Lors des dernières semaines avant la fermeture de l’école, on a remarqué qu’elle se déconcentrait et décrochait un peu. Jérôme, qui s’occupe de sa scolarité, a essayé de la remettre au travail, mais il a bien senti qu’elle avait du mal. Elle ne parvenait plus à réaliser des choses qu’elle sait en principe bien faire, comme les additions.
Elle était à fleur de peau à la maison, recherchait de plus en plus le contact physique avec moi pour des câlins…
« Ma fille ne comprenait pas que je bosse »
Puis les écoles ont fermé…
Quand les cours ont été stoppés, ses repères ont été bousculés, ont volé en éclat. Qu’allait-il se passer ? Elle a toujours ce besoin d’être rassurée et de se reposer sur des choses concrètes. Or, là, Pauline a eu des interrogations. Au sujet des cours, du déroulement des devoirs, des notes… Cela l’a vraiment stressée.
Par ailleurs, elle sait que je suis assistante sociale, et elle ne comprenait pas que je bosse, vu que son école était fermée. J’ai de nombreuses interactions, je vais à domicile… Et cela lui faisait peur que je sois exposée ! C’est une spécificité des HPI : ils ont une lucidité sur le monde qui les entoure. Et Pauline a rapidement compris que ce n’était pas une grippe ou juste un bobo.
« Elle avait trouvé son équilibre avant la pandémie »
Son stress s’est manifesté de quelle manière ?
Pour supporter l’insupportable, elle a coupé et s’est réfugiée dans sa bulle. Elle, si enjouée, n’a plus goût à grand-chose. Pauline a recommencé à faire des tours de jardin. Elle a remis en place tous ces rituels qui la rassurent en période de stress. Sauf que ces manifestations avaient disparu vu qu’elle avait trouvé son équilibre avant la pandémie.
Comment cela s’est-il passé pour les leçons ?

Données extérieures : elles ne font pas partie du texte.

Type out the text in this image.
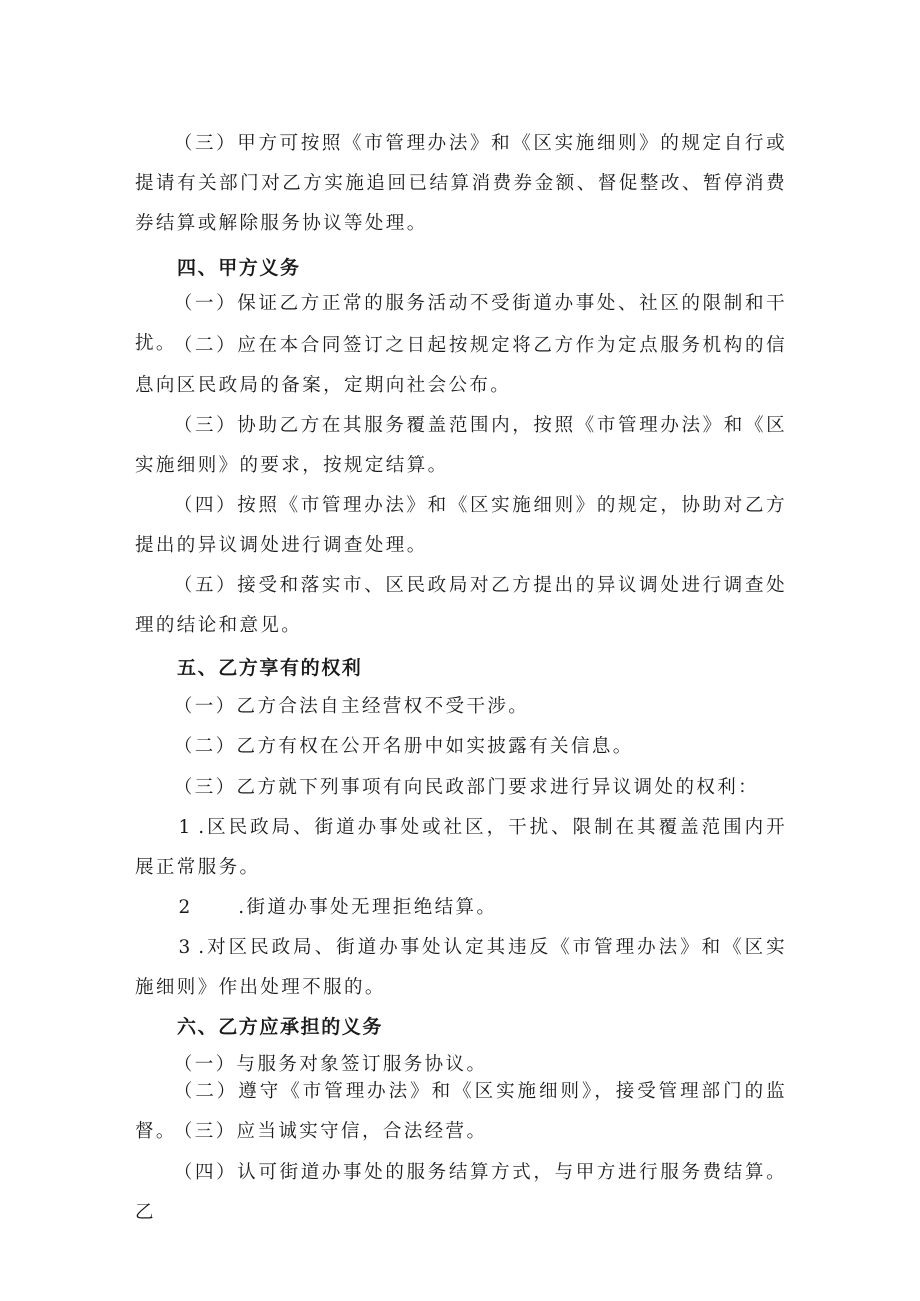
（三）甲方可按照《市管理办法》和《区实施细则》的规定自行或提请有关部门对乙方实施追回已结算消费券金额、督促整改、暂停消费券结算或解除服务协议等处理。

四、甲方义务

（一）保证乙方正常的服务活动不受街道办事处、社区的限制和干扰。

（二）应在本合同签订之日起按规定将乙方作为定点服务机构的信息向区民政局的备案，定期向社会公布。

（三）协助乙方在其服务覆盖范围内，按照《市管理办法》和《区实施细则》的要求，按规定结算。

（四）按照《市管理办法》和《区实施细则》的规定，协助对乙方提出的异议调处进行调查处理。

（五）接受和落实市、区民政局对乙方提出的异议调处进行调查处理的结论和意见。

五、乙方享有的权利

（一）乙方合法自主经营权不受干涉。

（二）乙方有权在公开名册中如实披露有关信息。

（三）乙方就下列事项有向民政部门要求进行异议调处的权利：

1 .区民政局、街道办事处或社区，干扰、限制在其覆盖范围内开展正常服务。

2	.街道办事处无理拒绝结算。

3 .对区民政局、街道办事处认定其违反《市管理办法》和《区实施细则》作出处理不服的。

六、乙方应承担的义务

（一）与服务对象签订服务协议。

（二）遵守《市管理办法》和《区实施细则》，接受管理部门的监督。

（三）应当诚实守信，合法经营。

（四）认可街道办事处的服务结算方式，与甲方进行服务费结算。乙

Le collège a donné les consignes pour récupérer les devoirs, les cours, les évaluations à effectuer, sauf que nous n’avons eu accès à rien. Nous ne remettons pas en cause l’Education nationale, l’école a fait du mieux qu’elle pouvait. C’est aussi compliqué pour les enseignants. Chacun, de sa place, fait du mieux qu’il peut.
Les différents canaux de communication étaient inaccessibles, et nous avons vu notre fille se décomposer. Finalement, nous avons réussi à avoir les cours via les boîtes mail perso, comme les autres parents – mais il y avait du pain sur la planche, beaucoup de leçons, comme si les enfants étaient huit heures par jour à l’école. Mais, pour préserver son bien-être, il a fallu prendre des décisions rapidement.
Qu’avez-vous fait du coup ?
À la fin de la première semaine, nous avons adressé un mail à la directrice lui signifiant que Pauline était en détresse psychologique, que nous l’inscrivions au CNED et que Jérôme continuait de l’accompagner, mais qu’elle ferait aussi les devoirs que nous pourrions recevoir de l’école. La directrice nous a renvoyé le soir même un mail où elle s’est montrée bienveillante et compréhensive. Elle nous a donné toute sa confiance à Pauline sur ses capacités à se mobiliser pour sa scolarité ainsi qu’à Jérôme.
« Peu à peu, elle s’est reconnectée à nous »
Cette réponse a soulagé notre fille, qui avait peur d’être sanctionnée, stigmatisée. Mais il a fallu encore la sortir de sa bulle… Nous avons beaucoup parlé avec elle, j’ai tenté de la ramener à nous, par le toucher, les câlins, la douceur, les activités comme la pâtisserie, les promenades dans le jardin, le dessin, la danse… Pour qu’elle reste en contact avec ses amies, nous lui avons également créé un compte Skype. Et, peu à peu, elle s’est reconnectée à nous, aux autres, au monde.
Et pour l’école à domicile, cela a marché ?
Oui. Le lundi matin, au début de la deuxième semaine, elle a rattrapé son retard et a fait les devoirs de la première semaine en deux heures.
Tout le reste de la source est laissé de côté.